Several. First, you need spiritual consultants. Dr. Nettie Two Horses is an obvious choice. I suggest you seek others as well. Second, you need to bring Julia Yu to me on the roof of this building. I will ensorcell her and—

The outcry was immediate.

“What?”

“Absolutely not!”

“No one is going to ensorcell my sister.”

“If this is your idea of an expert, Edward, you need to—”

Madame Yu slapped one hand on the table. “Bah! Stop bleating. You dislike the word ‘ensorcell.’ You understand it not at all. It is a tool, like a surgeon’s knife. It works for good or ill depending on the wielder’s intent and skill.”

Sam’s chill mental voice took over.
The surgical analogy is appropriate, although in this instance I would liken ensorcellment more to the anesthetic than to the knife. I propose to perform what you may think of as delicate and complex mental surgery on Julia. Without ensorcellment, this would be as brutal as if a cardiac surgeon were to cut open a patient without benefit of anesthesia and saw through his ribs to gain access to his heart. Even if the patient did not die from shock, his screams and writhings would render a successful outcome unlikely.

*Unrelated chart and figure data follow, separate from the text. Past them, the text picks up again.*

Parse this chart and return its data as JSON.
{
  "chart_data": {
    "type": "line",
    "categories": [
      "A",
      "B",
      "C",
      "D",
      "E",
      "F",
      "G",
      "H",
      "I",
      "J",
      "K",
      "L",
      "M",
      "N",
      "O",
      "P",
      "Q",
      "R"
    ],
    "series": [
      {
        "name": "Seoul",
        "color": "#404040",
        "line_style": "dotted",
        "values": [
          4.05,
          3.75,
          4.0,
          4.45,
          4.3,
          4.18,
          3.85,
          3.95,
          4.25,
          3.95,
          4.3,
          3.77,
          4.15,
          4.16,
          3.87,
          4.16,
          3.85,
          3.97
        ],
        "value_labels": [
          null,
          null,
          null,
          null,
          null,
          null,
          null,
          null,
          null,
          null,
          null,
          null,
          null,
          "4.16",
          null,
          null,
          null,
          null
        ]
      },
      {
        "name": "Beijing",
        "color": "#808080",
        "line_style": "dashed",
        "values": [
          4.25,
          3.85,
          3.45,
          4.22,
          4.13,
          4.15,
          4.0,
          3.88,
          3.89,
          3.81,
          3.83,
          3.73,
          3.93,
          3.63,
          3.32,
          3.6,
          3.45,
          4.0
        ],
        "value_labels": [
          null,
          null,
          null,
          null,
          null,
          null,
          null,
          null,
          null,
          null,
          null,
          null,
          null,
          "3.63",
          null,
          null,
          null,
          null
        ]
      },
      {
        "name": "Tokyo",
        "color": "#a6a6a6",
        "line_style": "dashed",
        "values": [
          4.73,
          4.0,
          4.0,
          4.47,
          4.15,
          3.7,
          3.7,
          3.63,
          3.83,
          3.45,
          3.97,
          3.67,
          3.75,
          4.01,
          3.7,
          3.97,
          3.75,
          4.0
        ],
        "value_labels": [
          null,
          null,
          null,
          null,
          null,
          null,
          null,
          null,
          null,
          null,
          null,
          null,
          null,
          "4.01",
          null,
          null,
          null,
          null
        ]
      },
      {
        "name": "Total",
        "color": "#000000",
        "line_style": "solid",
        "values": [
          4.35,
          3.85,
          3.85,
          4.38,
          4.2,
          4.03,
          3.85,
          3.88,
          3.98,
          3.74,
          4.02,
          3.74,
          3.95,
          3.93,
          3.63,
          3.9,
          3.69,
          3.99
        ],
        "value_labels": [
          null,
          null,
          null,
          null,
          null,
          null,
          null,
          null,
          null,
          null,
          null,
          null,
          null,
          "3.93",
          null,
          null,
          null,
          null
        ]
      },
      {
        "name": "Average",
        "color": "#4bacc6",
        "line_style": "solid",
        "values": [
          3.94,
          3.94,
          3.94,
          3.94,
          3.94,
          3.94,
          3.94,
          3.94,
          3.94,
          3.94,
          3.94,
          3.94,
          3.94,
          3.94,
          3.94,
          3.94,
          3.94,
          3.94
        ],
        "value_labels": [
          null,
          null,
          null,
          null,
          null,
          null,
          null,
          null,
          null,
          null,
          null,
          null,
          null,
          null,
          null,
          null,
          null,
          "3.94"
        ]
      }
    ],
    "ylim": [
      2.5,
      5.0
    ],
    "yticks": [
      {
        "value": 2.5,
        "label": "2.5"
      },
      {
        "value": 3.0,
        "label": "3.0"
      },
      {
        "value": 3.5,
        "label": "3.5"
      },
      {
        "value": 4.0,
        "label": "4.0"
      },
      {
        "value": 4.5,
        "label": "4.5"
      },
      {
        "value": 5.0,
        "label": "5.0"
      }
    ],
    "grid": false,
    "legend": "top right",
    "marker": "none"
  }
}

That brought a few moments of profound silence. Edward broke it. “If Julia’s memory is gone or—or whatever, what good will this surgery do?”

Julia’s condition is fragile. Dr. Babbitt is aware of this. He makes several errors, but his observational skill is sufficient for him to recognize what I perceive more directly. He intends to propose that she be incarcerated in a facility where her environment can be regulated in an attempt to shield her from some of the shocks of adapting to a time, place, body, and people she does not recognize or understand.